I think other shoes are waiting to drop. Pulte had scheduled a press conference at the federal courthouse in D.C. on Thursday morning. He cancelled it on Wednesday afternoon, "out of respect for the process."
President Trump used the allegations of perjury and fraud as a reason to fire her "for cause," but she is contesting the matter in court. The one thing missing from Cook's argument is any denial of the facts; see Scott Bessent Notes the One Key Thing Fired Fed Reserve Governor Lisa Cook Has Not Said – RedState. The lack of a denial figured prominently in her court hearing.

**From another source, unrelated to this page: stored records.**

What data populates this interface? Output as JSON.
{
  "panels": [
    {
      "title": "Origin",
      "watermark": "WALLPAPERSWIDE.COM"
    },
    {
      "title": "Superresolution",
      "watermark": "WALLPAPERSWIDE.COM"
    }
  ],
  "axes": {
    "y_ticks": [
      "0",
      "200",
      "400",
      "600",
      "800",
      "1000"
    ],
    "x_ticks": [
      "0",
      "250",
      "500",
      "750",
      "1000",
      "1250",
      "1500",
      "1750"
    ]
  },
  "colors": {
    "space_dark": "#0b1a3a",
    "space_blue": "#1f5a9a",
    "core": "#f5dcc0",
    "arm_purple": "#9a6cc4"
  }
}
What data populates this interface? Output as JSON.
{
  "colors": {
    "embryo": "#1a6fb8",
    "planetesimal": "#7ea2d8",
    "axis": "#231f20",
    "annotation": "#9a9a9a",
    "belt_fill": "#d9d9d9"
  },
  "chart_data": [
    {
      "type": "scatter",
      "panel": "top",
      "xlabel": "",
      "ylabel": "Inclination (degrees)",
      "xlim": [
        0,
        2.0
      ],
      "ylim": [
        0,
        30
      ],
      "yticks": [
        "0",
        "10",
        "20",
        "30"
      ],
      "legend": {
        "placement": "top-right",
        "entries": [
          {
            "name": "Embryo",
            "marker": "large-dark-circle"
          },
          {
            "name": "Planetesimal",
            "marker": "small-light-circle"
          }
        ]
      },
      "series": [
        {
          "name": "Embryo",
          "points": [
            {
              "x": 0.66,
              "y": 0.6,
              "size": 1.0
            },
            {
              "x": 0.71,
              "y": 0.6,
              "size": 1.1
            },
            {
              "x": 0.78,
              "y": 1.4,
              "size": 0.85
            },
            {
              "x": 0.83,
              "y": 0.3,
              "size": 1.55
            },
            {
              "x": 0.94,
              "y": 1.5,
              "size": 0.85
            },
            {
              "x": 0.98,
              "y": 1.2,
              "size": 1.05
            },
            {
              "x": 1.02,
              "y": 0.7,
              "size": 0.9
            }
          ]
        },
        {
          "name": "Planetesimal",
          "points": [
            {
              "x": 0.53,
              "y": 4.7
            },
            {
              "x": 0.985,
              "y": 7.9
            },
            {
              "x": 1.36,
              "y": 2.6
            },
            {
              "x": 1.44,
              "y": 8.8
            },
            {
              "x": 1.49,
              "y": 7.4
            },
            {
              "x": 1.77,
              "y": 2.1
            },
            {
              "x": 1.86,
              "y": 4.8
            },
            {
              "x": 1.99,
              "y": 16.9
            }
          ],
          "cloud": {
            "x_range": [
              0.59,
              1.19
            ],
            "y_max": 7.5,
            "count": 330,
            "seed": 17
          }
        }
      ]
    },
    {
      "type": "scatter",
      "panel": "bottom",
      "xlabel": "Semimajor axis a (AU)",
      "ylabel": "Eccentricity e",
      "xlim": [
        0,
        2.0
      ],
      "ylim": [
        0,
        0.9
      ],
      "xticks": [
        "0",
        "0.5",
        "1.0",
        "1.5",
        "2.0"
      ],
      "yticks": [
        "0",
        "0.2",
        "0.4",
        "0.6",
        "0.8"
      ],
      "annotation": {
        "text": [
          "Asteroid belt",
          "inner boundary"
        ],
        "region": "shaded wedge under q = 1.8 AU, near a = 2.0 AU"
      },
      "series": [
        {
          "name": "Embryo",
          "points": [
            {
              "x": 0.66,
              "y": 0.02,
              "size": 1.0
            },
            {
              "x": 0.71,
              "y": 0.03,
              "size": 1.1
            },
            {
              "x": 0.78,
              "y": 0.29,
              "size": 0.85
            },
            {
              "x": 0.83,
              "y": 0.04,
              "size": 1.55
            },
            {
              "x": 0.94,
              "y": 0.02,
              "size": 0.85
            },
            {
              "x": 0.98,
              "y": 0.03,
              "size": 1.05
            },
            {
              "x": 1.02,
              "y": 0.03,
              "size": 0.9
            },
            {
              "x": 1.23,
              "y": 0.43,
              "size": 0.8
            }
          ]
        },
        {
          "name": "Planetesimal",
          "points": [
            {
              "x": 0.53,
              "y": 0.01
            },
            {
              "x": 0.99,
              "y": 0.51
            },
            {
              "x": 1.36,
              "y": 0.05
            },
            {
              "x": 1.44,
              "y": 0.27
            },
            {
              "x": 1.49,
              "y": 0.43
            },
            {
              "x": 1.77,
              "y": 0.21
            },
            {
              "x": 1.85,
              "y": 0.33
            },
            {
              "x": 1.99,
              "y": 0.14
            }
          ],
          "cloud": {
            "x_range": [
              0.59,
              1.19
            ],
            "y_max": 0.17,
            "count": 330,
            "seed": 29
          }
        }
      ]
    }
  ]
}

In a court filing on Thursday, Justice Department lawyers pushed back on Cook’s claim that the alleged inconsistencies on her mortgage filings were known before she was appointed. They also said that even if Trump had given Cook a chance to argue against her firing, it wouldn’t have made a difference: “An opportunity to tell one’s side of the story only matters if one has a side of the story to tell, and Dr. Cook has given no indication that she does,” they wrote.
The next meeting of the Federal Reserve Board of Governors is September 16, at which it is widely anticipated that the Fed will reduce interest rates; see Fed Chairman Hints at Coming Interest Rate Cut and Swears He's Not Doing It Because of Trump – RedState.
This poses a problem for Fed Chairman Jerome Powell, who is already on thin ice with President Trump. He needs to act to suspend Cook's voting rights pending the outcome of her legal case. If she votes on the rate decision and is inevitably determined to have been fired, then that and any other decision she's taken part in have questionable legality. If he does not prevent her from voting, then his refusal to honor President Trump's order firing Cook could be used to fire him "for cause."
If Cook's firing sticks, and I think it will in the long run, then Trump will have a majority on the seven-member board and more clout over the nation's economic policy.